Lo veo cuando llego el lunes a trabajar y mis compañeras me preguntan qué tal el fin de semana. Lo oigo y me estremezco cuando una amiga me llama diciéndome “¿Puedes hablar?” y ahí ya sé que algo va mal. Se congela mi mundo. Pospongo todo lo que estoy haciendo y mientras me fumo un cigarro me entrego a las palabras de la persona que está al otro lado, con mis cinco sentidos y el sexto, ese que hay en las amistades importantes. El sexto sentido consiste en mimar y acompañar, pero diciendo lo que unx piensa, sin tarros de azúcar de por medio. Parece tan evidente como difícil de encontrar.
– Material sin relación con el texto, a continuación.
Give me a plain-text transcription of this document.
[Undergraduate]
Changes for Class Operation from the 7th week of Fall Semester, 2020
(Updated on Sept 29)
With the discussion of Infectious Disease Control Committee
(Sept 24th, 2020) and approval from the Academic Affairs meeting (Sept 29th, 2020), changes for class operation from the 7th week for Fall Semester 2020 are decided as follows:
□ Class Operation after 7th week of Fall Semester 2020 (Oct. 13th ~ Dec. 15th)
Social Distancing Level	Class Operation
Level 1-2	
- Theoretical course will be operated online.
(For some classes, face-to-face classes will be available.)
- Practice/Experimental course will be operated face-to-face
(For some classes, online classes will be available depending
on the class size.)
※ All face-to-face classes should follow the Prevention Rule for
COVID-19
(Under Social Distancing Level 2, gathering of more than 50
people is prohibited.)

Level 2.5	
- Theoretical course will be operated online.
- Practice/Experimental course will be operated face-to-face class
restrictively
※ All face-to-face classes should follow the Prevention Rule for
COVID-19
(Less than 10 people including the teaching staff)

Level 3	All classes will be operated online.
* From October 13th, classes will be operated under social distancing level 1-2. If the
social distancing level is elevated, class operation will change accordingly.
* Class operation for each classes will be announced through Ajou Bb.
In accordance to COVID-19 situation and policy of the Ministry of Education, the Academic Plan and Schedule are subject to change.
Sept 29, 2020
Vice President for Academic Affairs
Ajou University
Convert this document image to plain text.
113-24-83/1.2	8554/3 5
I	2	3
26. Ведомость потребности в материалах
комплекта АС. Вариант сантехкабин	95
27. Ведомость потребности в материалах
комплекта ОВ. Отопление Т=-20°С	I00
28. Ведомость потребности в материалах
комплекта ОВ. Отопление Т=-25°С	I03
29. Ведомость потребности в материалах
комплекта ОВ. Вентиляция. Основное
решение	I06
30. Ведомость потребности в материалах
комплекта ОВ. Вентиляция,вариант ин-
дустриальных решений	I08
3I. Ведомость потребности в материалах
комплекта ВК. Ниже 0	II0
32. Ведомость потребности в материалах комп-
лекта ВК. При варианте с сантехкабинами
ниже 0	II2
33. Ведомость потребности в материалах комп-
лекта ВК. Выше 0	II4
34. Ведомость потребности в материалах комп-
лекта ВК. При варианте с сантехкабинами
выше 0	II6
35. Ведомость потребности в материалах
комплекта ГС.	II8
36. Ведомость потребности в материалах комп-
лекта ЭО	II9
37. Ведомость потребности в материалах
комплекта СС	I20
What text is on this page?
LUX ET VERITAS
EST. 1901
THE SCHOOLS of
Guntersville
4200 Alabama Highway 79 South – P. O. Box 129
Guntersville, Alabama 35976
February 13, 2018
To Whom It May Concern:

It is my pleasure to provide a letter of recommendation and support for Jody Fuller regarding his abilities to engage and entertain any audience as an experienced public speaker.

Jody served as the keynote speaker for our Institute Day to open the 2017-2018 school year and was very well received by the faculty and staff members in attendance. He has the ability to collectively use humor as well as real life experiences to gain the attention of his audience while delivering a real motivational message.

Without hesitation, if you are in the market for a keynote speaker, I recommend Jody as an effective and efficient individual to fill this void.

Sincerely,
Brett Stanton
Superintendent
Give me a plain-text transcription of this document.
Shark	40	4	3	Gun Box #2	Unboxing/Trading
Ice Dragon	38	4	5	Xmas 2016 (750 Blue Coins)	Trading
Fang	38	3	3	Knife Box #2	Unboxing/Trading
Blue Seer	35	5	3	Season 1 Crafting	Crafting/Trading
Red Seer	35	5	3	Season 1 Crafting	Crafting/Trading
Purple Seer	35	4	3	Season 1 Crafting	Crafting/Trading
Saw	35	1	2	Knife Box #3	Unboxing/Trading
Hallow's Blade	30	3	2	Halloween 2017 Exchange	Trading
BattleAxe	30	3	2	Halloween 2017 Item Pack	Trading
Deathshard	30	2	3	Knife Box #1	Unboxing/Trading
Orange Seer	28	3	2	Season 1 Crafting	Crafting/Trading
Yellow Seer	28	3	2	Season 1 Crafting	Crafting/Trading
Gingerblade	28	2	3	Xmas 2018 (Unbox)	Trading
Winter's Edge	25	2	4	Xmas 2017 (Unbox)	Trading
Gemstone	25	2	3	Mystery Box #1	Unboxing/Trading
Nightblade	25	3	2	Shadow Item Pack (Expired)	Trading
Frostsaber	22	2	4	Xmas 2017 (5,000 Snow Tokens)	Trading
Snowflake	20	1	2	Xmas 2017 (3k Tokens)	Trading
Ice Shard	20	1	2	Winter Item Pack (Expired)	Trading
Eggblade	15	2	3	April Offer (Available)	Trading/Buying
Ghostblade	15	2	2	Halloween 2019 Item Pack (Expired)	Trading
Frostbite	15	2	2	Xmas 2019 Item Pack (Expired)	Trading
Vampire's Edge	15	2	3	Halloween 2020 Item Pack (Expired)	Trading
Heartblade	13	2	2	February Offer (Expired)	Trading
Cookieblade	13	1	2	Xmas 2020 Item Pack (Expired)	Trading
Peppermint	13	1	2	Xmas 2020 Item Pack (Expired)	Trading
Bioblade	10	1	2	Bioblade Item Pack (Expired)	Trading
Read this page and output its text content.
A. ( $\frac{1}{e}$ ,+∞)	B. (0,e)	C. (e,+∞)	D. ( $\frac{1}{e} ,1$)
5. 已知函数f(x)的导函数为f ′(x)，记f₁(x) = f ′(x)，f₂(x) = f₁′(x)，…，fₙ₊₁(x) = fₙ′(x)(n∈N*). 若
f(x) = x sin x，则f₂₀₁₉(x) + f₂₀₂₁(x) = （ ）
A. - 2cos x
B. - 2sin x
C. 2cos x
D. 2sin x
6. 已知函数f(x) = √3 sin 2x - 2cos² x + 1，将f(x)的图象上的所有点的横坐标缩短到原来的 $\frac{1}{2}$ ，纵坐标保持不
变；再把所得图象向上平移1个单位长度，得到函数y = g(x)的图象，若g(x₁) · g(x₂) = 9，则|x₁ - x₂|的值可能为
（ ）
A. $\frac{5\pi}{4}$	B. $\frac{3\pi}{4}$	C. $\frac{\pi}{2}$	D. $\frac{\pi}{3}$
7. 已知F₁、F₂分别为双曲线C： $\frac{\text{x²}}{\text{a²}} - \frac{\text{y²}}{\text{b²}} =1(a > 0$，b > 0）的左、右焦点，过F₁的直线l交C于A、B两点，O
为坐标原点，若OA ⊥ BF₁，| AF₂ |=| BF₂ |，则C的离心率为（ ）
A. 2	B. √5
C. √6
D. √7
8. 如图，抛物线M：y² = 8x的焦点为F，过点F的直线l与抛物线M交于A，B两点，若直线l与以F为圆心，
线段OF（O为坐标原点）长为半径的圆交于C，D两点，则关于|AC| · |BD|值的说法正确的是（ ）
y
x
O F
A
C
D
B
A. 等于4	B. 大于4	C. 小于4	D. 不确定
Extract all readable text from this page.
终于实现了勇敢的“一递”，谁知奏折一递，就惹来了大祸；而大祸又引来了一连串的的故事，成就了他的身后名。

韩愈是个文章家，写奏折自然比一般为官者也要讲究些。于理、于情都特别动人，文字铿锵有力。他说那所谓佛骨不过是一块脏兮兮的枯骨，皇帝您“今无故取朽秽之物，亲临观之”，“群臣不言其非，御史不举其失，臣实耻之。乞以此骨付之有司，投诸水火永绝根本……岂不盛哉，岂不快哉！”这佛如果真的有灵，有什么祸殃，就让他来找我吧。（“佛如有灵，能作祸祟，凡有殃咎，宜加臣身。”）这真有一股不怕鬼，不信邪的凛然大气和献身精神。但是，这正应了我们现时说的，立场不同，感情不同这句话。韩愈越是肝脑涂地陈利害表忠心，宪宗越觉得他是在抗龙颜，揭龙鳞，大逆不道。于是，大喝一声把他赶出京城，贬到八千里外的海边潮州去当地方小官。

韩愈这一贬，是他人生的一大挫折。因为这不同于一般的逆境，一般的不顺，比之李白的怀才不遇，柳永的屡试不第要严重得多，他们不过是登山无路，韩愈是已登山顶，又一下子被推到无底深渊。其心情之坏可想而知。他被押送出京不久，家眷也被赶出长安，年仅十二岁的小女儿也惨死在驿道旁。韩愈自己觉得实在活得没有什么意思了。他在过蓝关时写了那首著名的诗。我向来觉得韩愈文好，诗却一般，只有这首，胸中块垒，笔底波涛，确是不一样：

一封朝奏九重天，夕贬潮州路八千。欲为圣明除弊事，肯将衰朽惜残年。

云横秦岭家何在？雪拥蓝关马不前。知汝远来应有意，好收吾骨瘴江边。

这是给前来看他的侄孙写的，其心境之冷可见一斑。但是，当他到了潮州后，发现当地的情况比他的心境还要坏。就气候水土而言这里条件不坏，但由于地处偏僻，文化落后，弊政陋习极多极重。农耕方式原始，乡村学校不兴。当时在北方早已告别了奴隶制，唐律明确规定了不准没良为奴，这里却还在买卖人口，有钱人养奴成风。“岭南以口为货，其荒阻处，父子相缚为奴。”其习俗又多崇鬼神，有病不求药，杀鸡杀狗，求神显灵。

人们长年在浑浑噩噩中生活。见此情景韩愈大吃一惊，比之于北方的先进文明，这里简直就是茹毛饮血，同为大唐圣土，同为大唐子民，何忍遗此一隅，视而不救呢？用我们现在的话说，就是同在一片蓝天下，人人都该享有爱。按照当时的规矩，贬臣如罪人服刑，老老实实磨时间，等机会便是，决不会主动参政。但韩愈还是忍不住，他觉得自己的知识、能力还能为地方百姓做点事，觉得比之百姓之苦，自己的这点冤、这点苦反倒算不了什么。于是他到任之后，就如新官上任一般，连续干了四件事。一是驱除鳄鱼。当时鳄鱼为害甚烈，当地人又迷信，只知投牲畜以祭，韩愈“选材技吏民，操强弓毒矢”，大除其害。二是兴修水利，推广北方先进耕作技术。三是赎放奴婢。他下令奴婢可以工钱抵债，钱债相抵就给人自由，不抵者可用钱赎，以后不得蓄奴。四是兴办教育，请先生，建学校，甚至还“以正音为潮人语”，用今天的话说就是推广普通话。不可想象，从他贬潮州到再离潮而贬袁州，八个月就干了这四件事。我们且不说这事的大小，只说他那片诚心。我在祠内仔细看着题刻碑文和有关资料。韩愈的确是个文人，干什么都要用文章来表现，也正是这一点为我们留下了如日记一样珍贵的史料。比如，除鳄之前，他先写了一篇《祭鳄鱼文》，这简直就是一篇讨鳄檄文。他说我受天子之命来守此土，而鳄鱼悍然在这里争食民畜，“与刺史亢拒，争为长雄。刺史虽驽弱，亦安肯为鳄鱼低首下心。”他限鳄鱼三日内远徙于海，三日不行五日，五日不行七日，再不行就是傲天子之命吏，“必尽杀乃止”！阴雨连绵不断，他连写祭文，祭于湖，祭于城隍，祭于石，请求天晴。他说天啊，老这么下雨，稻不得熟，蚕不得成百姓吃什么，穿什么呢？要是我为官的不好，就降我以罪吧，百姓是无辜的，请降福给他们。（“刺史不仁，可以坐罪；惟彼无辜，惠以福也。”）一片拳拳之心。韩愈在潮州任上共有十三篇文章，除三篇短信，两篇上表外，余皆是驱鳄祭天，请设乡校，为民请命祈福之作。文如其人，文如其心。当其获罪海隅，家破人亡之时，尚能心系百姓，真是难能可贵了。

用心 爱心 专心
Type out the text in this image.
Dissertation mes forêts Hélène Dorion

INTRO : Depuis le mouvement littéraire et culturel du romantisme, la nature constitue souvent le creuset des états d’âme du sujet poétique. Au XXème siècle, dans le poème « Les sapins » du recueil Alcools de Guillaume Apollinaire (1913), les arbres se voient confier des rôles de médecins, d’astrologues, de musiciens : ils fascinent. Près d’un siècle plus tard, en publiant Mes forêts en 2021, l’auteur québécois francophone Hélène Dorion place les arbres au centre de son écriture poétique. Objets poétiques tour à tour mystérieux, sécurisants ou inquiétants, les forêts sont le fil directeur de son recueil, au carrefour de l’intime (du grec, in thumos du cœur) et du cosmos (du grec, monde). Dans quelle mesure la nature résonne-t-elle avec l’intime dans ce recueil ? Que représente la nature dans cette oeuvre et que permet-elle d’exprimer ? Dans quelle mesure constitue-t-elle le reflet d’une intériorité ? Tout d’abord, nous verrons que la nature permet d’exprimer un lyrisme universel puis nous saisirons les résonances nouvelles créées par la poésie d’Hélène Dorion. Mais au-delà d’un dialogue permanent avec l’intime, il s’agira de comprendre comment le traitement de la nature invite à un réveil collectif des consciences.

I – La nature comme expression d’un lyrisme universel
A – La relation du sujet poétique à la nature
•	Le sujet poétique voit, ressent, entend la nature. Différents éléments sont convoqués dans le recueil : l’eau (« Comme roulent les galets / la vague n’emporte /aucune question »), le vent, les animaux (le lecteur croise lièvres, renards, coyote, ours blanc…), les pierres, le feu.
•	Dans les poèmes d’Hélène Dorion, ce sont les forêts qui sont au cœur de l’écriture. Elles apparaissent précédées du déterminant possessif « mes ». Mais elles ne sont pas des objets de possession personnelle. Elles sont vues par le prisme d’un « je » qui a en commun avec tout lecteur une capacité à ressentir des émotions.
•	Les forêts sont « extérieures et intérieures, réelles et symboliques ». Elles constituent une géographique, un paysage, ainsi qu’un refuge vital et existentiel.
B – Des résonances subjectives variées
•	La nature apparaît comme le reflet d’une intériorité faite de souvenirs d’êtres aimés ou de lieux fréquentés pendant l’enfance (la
Amor, es cuando mi madre corrige mi pronombre cuando llamo a casa antes que yo se lo pida, es cuando mi hermana me dice que, en parte, he sido su referente. Lo veo, haciendo la cena mano a mano con mi pareja mientras bailamos. Amor es mi circulo transitando conmigo como un bloque de hormigón. Es acordarte que hoy tu amiga, por lo que fuera tenía un día duro. Es un “¿Estás bien?” a las cuatro de la tarde y un “Me tienes aquí si me necesitas “a cualquier hora.

Lo siento en una caricia amable de una amante. Es un “buen trabajo” de tu jefa y un “Muchas gracias” cuando ayudas a una persona mayor.

Me equivocaba y en estos casos, errar es una victoria hermosa.

Al Lau de 15 años, le diría que esté tranquilo, que la vida lo va a sorprender y que, por suerte, aunque sea a pasos de vals vienés, el mundo está cambiando.

Ahora, las noches no me dan miedo, ni durante el día tengo que preguntarme que es lo que estoy haciendo tan mal. Miro a mi alrededor y sonrío al pensar en estas personas que tanto me aman.

Ojalá todas las personas vivieran cinco minutos lo que yo siento cuando estoy con ellas; debería ser algo que fuera extensible a todas las almas del mundo.